Cytochromes P450 (P450s) are a superfamily of enzymes that have critical functions in liver to catalyze the biotransformation of numerous drugs. However, the functions of most P450s are not mature at birth, which can markedly affect the metabolism of drugs in newborns. Therefore, characterization of the developmental profiles and regulatory mechanisms of P450 expression is needed for more rational drug therapy of pediatric patients. An animal model is indispensable for studying the mechanisms of postnatal development of the P450s. Hence we used RNA sequencing (RNA-Seq) to provide a “true quantification” of mRNA expression of all P450s in mouse liver during development. Liver samples of male C57BL/6 mice at 12 different ages from prenatal to adulthood were used. Total mRNAs of the 103 mouse P450s displayed two rapid increasing stages after birth, reflecting critical functional transition of liver during development. Four ontogenic expression patterns were identified among the 71 significantly expressed P450s, which categorized genes into neonatal-, adolescent-, adolescent/adult-, and adult-enriched groups. The 10 most highly expressed subfamilies of mouse P450s in livers of adult mice were CYP2E, -2C, -2D, -3A, -4A, -2F, -2A, -1A, -4F, and -2B, which showed diverse expression profiles during development.

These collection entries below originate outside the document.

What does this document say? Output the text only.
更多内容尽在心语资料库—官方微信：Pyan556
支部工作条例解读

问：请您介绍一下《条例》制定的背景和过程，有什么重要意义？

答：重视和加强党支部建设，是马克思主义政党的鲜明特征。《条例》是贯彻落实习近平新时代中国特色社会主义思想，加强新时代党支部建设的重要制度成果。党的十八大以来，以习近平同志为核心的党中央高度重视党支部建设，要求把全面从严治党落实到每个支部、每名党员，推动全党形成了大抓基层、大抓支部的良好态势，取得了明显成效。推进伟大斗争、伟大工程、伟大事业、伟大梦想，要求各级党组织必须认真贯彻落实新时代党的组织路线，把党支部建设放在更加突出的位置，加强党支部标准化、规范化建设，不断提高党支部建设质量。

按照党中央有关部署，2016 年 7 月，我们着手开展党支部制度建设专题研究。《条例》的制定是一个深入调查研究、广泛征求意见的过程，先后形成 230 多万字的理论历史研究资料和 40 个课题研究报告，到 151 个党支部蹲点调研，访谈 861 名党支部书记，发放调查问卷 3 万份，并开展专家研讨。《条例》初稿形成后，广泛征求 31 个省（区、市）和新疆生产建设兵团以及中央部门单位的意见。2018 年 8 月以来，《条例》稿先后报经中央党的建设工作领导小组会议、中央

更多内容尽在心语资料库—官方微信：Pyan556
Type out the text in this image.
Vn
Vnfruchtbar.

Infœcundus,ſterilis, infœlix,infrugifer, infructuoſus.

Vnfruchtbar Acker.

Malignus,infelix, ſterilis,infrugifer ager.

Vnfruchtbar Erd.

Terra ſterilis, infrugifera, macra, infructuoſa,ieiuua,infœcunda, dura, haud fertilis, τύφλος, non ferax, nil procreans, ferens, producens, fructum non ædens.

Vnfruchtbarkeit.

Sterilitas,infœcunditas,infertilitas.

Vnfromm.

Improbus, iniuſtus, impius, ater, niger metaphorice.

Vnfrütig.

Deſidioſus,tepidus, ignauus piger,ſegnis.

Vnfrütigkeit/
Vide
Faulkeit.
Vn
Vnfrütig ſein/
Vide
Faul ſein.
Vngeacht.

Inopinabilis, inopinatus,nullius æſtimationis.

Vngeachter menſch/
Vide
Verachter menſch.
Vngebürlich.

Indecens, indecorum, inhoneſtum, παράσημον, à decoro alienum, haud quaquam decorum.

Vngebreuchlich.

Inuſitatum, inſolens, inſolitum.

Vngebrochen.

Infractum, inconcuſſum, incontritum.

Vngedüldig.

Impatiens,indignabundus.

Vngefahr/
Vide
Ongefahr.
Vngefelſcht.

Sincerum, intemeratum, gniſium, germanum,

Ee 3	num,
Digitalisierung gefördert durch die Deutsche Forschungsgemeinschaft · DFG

The expression patterns of multiple members within a P450 subfamily were often classified to different groups. RNA-Seq also enabled the quantification of known transcript variants of CYP2C44, CYP2C50, CYP2D22, CYP3A25, and CYP26B1 and identification of novel transcripts for CYP2B10, CYP2D26, and CYP3A13. In conclusion, this study reveals the mRNA abundance of all the P450s in mouse liver during development and provides a foundation for mechanistic studies in the future.

Footnotes

  • This study was supported by the National Institutes of Health National Institute for Environmental Health Sciences [Grant ES-019487] (to X.Z., C.D.K., and H.L.); the National Institutes of Health National Institute of General Medical Sciences [Grant GM-087376] (to X.Z.); the National Institutes of Health National Institute for Environmental Health Sciences [Grant ES-009649] (to C.D.K.); and the National Institutes of Health National Center for Research Resources [Grant RR-021940] (to C.D.K. and X.Z.).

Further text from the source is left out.